In the summer of 1945, Jee-ing took Bo to Chungking where General Joseph Stilwell had his headquarters.  Stilwell had long been recalled to Washington.  One of the reasons for his recall was his vocal and persistent dislike for the Generalissimo.  America could not afford to alienate an ally fighting against their mutual enemy, the Japanese.  It was more expedient to recall Stilwell than to insult Chiang Kai-shek.
Her job done, Jee-ing hired a small river junk to return to Shanghai.  Once again, she and her son changed into peasant’s clothing.  The junk owner had warned her about the lawlessness on the Yangtze River.  The trip down river from Chungking to Shanghai not only entailed riding the turbulent rapids, but also dodging pirates on the water and avoiding bandits who lined the river banks.  Law and order had completely disappeared.  The Communists under Mao were moving in on Chiang’s Nationalist Army.  Chaos ruled.  
Back home in Shanghai, Jee-ing warned her father about the Communists.  In particular she had recounted the way Chiang’s Armies had treated the peasants.  It had not been lost on her that most of Chiang’s conscripted Army came from peasant families.  Clearly, their loyalties were divided.  (As the Civil War progressed, hundreds of thousands of Chiang’s soldiers defected en mass to Mao’s peasant revolution.) 
      
Jee-ing encouraged her father to sell his land holdings in Shanghai before the Communists took control.  Car-lo refused.  The land was not his to sell.  He believed that it belonged to his father.

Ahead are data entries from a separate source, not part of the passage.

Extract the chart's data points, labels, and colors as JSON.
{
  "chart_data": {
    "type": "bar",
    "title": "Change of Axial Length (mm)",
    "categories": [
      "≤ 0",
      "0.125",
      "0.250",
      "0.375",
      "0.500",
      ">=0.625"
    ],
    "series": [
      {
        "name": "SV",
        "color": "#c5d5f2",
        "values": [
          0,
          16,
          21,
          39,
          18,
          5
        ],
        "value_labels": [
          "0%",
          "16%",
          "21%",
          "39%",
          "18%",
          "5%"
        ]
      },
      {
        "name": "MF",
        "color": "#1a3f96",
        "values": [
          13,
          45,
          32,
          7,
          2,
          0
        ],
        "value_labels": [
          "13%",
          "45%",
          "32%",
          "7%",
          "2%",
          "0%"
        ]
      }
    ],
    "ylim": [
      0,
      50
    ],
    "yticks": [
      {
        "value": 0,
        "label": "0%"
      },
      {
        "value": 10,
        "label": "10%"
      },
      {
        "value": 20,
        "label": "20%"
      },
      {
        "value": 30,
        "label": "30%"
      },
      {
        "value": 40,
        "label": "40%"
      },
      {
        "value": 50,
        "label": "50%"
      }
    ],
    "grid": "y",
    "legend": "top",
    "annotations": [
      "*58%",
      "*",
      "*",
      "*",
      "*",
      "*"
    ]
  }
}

In May of 1947, Jee-ing and her son reunited with KP, her husband, in New York.  A year later, the Li family arrived in New York after a two-year trip around the world.  They never returned to China.  
Mao took China in 1949.  Chiang Kai-shek fled to the island of Taiwan.  
The Communists let Car-lo Sun live because he had voluntarily given his family’s properties to the people.  Additionally, the new government allowed Car-lo to continue to run his railroad.  When he retired, they gave him a pension.  Car-lo did not live long enough to see the Modernization of his country.